Return type: beamformed (torch.Tensor)

############# Examples

>>> mixture = torch.rand(2, 100, 3, 256)  # Example multi-channel input
>>> estimate = torch.rand(2, 100, 256)    # Example estimate for target
>>> n_chunks = 3
>>> tik_eps = 1e-8
>>> result = iNeuBe.mfmcwf(mixture, estimate, n_chunks, tik_eps)
>>> print(result.shape)  # Should output: torch.Size([2, 100, 256])

####### NOTE This method assumes the input tensors are on the same device and have been properly prepared prior to calling this function. Ensure that the dimensions of the input tensors conform to the expected shapes to avoid runtime errors.

property num_spk

static pad2(input_tensor, target_len)

pad2(input_tensor, target_len)

Pads the input tensor to the specified target length along the last dimension.

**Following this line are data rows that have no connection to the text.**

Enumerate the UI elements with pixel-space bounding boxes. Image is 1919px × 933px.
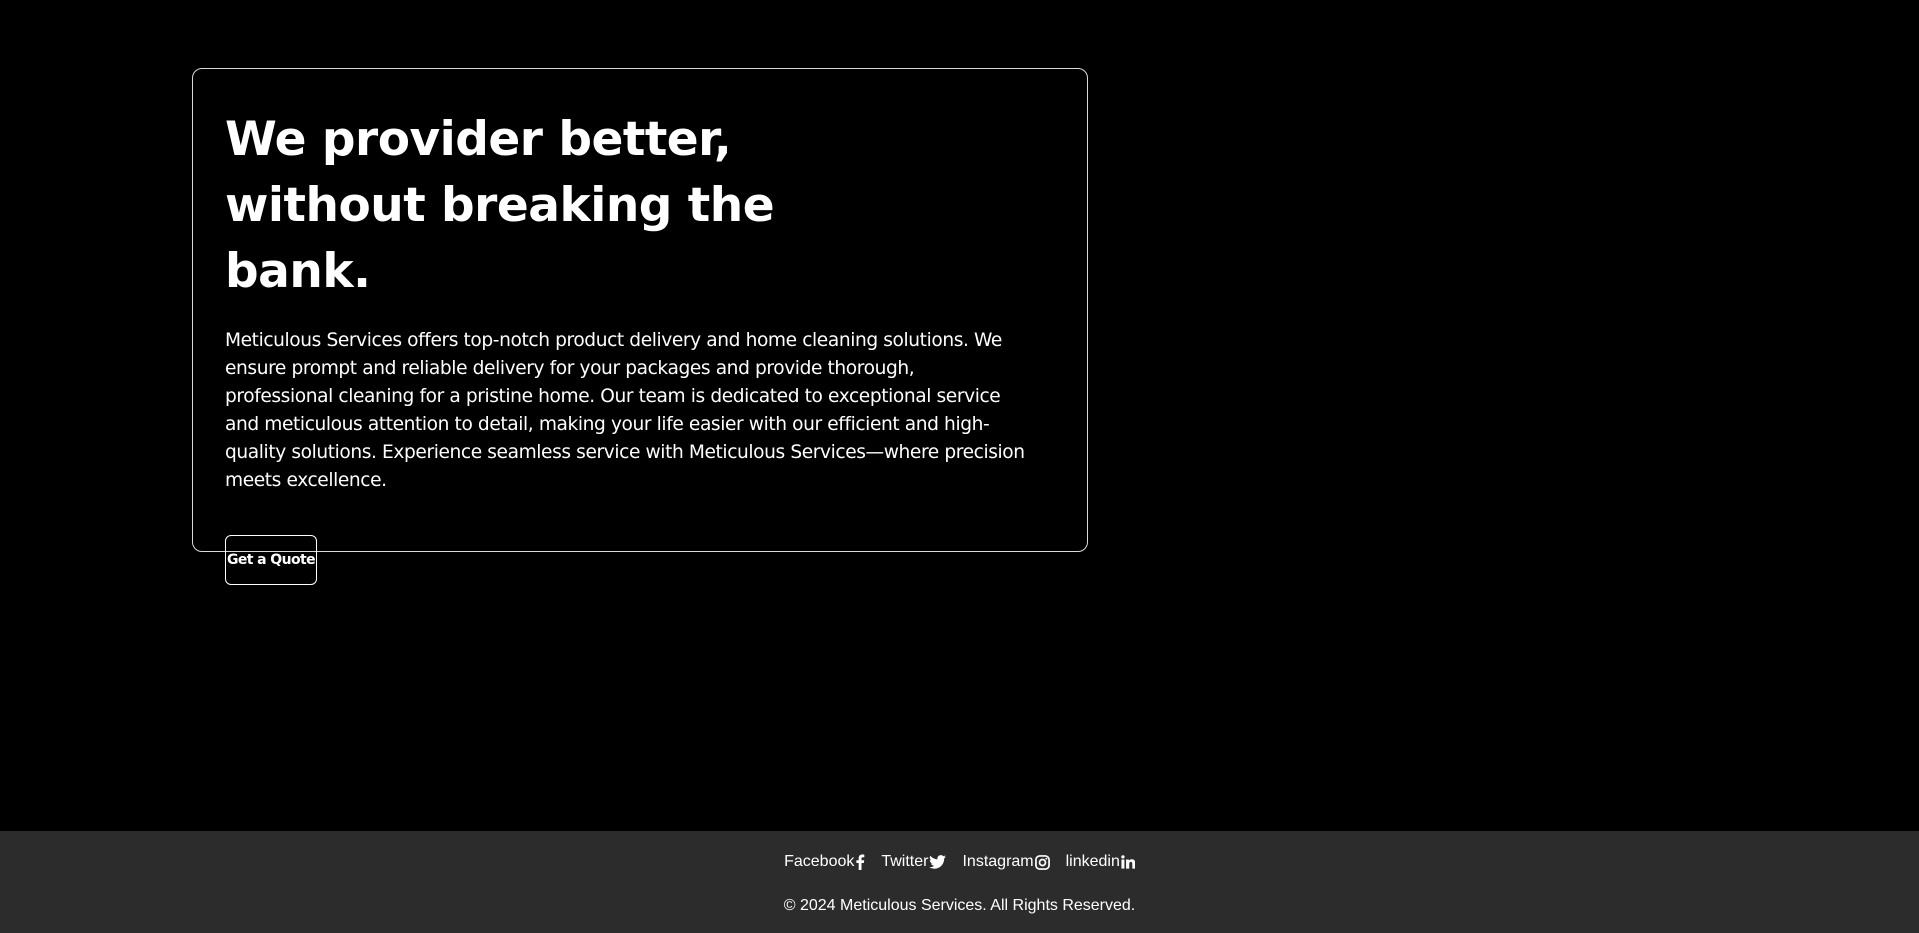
social-links: Facebook Twitter Instagram linkedin bbox=[0, 853, 1919, 871]
page: We provider better, without breaking the… bbox=[0, 0, 1919, 933]
footer: Facebook Twitter Instagram linkedin © 20… bbox=[0, 831, 1919, 933]
instagram-icon bbox=[1034, 854, 1050, 870]
get-quote-button[interactable]: Get a Quote bbox=[225, 535, 317, 585]
copyright-text: © 2024 Meticulous Services. All Rights R… bbox=[783, 897, 1136, 914]
social-link-facebook[interactable]: Facebook bbox=[784, 853, 865, 871]
hero-card: We provider better, without breaking the… bbox=[192, 68, 1088, 585]
hero-title: We provider better, without breaking the… bbox=[225, 112, 775, 299]
linkedin-icon bbox=[1121, 855, 1135, 869]
social-label-linkedin: linkedin bbox=[1065, 853, 1120, 870]
facebook-icon bbox=[856, 854, 865, 870]
twitter-icon bbox=[929, 855, 947, 869]
social-link-instagram[interactable]: Instagram bbox=[962, 853, 1050, 871]
social-link-linkedin[interactable]: linkedin bbox=[1066, 853, 1135, 871]
social-label-twitter: Twitter bbox=[881, 853, 929, 870]
social-link-twitter[interactable]: Twitter bbox=[881, 853, 947, 871]
social-label-facebook: Facebook bbox=[784, 853, 855, 870]
social-label-instagram: Instagram bbox=[962, 853, 1034, 870]
hero-description: Meticulous Services offers top-notch pro… bbox=[225, 330, 1025, 491]
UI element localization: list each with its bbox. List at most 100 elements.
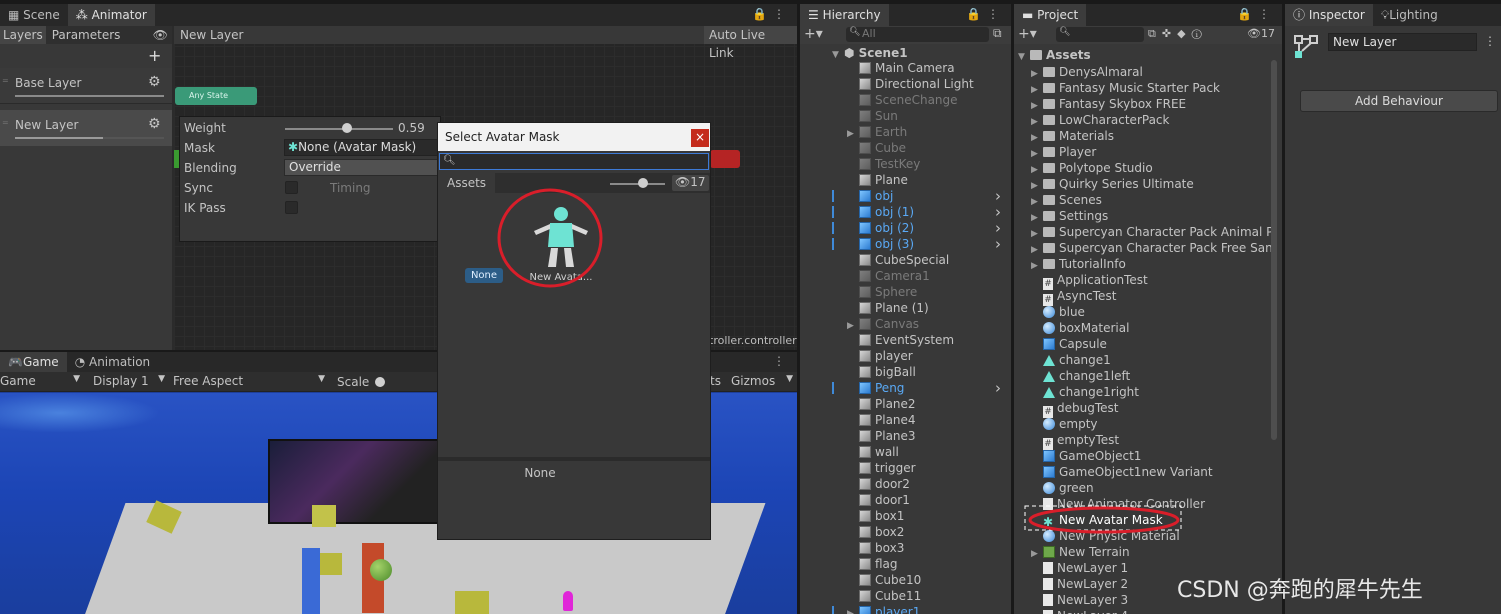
project-item[interactable]: ▶ New Terrain: [1031, 544, 1269, 560]
project-item[interactable]: ▶ LowCharacterPack: [1031, 112, 1269, 128]
project-item[interactable]: change1: [1031, 352, 1269, 368]
hierarchy-item[interactable]: door1: [847, 492, 1007, 508]
project-item[interactable]: empty: [1031, 416, 1269, 432]
chevron-right-icon[interactable]: ›: [995, 204, 1001, 220]
hierarchy-item[interactable]: Cube: [847, 140, 1007, 156]
project-item[interactable]: ▶ Quirky Series Ultimate: [1031, 176, 1269, 192]
eye-icon[interactable]: 👁: [149, 26, 172, 44]
project-item[interactable]: ▶ Fantasy Music Starter Pack: [1031, 80, 1269, 96]
blending-dropdown[interactable]: Override: [284, 159, 440, 176]
project-item[interactable]: GameObject1: [1031, 448, 1269, 464]
tab-assets[interactable]: Assets: [438, 173, 496, 193]
hierarchy-item[interactable]: EventSystem: [847, 332, 1007, 348]
mask-field[interactable]: ✱None (Avatar Mask): [284, 139, 440, 156]
hierarchy-item[interactable]: Plane2: [847, 396, 1007, 412]
tab-scene[interactable]: ▦ Scene: [0, 4, 68, 26]
project-item[interactable]: ▶ Scenes: [1031, 192, 1269, 208]
project-item[interactable]: ▶ Settings: [1031, 208, 1269, 224]
project-item[interactable]: # emptyTest: [1031, 432, 1269, 450]
project-item[interactable]: change1left: [1031, 368, 1269, 384]
hierarchy-item[interactable]: Cube10: [847, 572, 1007, 588]
icon-size-slider-knob[interactable]: [638, 178, 648, 188]
gear-icon[interactable]: ⚙: [148, 116, 161, 132]
game-dropdown[interactable]: Game ▼: [0, 374, 82, 388]
hierarchy-item[interactable]: Cube11: [847, 588, 1007, 604]
project-item[interactable]: boxMaterial: [1031, 320, 1269, 336]
scrollbar-track[interactable]: [1271, 60, 1277, 440]
hierarchy-item[interactable]: Sun: [847, 108, 1007, 124]
weight-value[interactable]: 0.59: [398, 121, 425, 135]
hierarchy-item[interactable]: trigger: [847, 460, 1007, 476]
scale-slider-knob[interactable]: [375, 377, 385, 387]
auto-live-link-button[interactable]: Auto Live Link: [704, 26, 797, 60]
panel-menu-icons[interactable]: ⋮: [773, 354, 791, 368]
tab-animation[interactable]: ◔ Animation: [67, 352, 158, 372]
tab-layers[interactable]: Layers: [0, 26, 46, 44]
project-item[interactable]: ▶ Supercyan Character Pack Free San: [1031, 240, 1273, 256]
panel-menu-icons[interactable]: 🔒⋮: [752, 7, 791, 21]
project-item[interactable]: # ApplicationTest: [1031, 272, 1269, 290]
display-dropdown[interactable]: Display 1 ▼: [93, 374, 165, 388]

This function is particularly useful when the output tensor from a neural network needs to be adjusted to match a specified length, which is often required for further processing or for consistency in input shapes across different batches.

Parameters:
- input_tensor (torch.Tensor) – The input tensor to be padded. It should have at least one dimension, and the last dimension is the one that will be padded.
- target_len (int) – The desired length of the last dimension after padding. If the input tensor is already longer than this length, no padding will be applied.
Returns: The padded tensor, which has the same shape as the input tensor, except the last dimension will be equal to target_len.
Return type: torch.Tensor

############# Examples

>>> import torch
>>> input_tensor = torch.tensor([[1, 2, 3], [4, 5, 6]])
>>> padded_tensor = pad2(input_tensor, 5)
>>> print(padded_tensor)
tensor([[1, 2, 3, 0, 0],
        [4, 5, 6, 0, 0]])

static unfold(tf_rep, chunk_size)

unfold(tf_rep, chunk_size)

Unfolds the Short-Time Fourier Transform (STFT) representation to add context in the microphone channels. This method is useful for preparing the input data for multi-frame processing by expanding the representation with additional frames from past and future.

Parameters:
- tf_rep (torch.Tensor) – 3D tensor (monaural complex STFT) of shape [B, T, F] where B is the batch size, T is the number of frames, and F is the number of frequency bins.
- chunk_size (int) – The number of past and future frames to consider for each time frame. If set to 0, the input will be returned unchanged.
Returns: Complex 3D tensor STFT with context channels. : The shape is now [B, T, C, F], where C is the total number of context frames (2 * chunk_size + 1), effectively creating a multi-channel STFT representation.
Return type: est_unfolded (torch.Tensor)

############# Examples

>>> import torch
>>> tf_rep = torch.randn(2, 100, 256)  # Example STFT representation
>>> chunk_size = 2
>>> unfolded_rep = iNeuBe.unfold(tf_rep, chunk_size)
>>> print(unfolded_rep.shape)  # Output: [2, 100, 5, 256]

####### NOTE This method uses PyTorch’s unfold operation to create the context channels from the input tensor.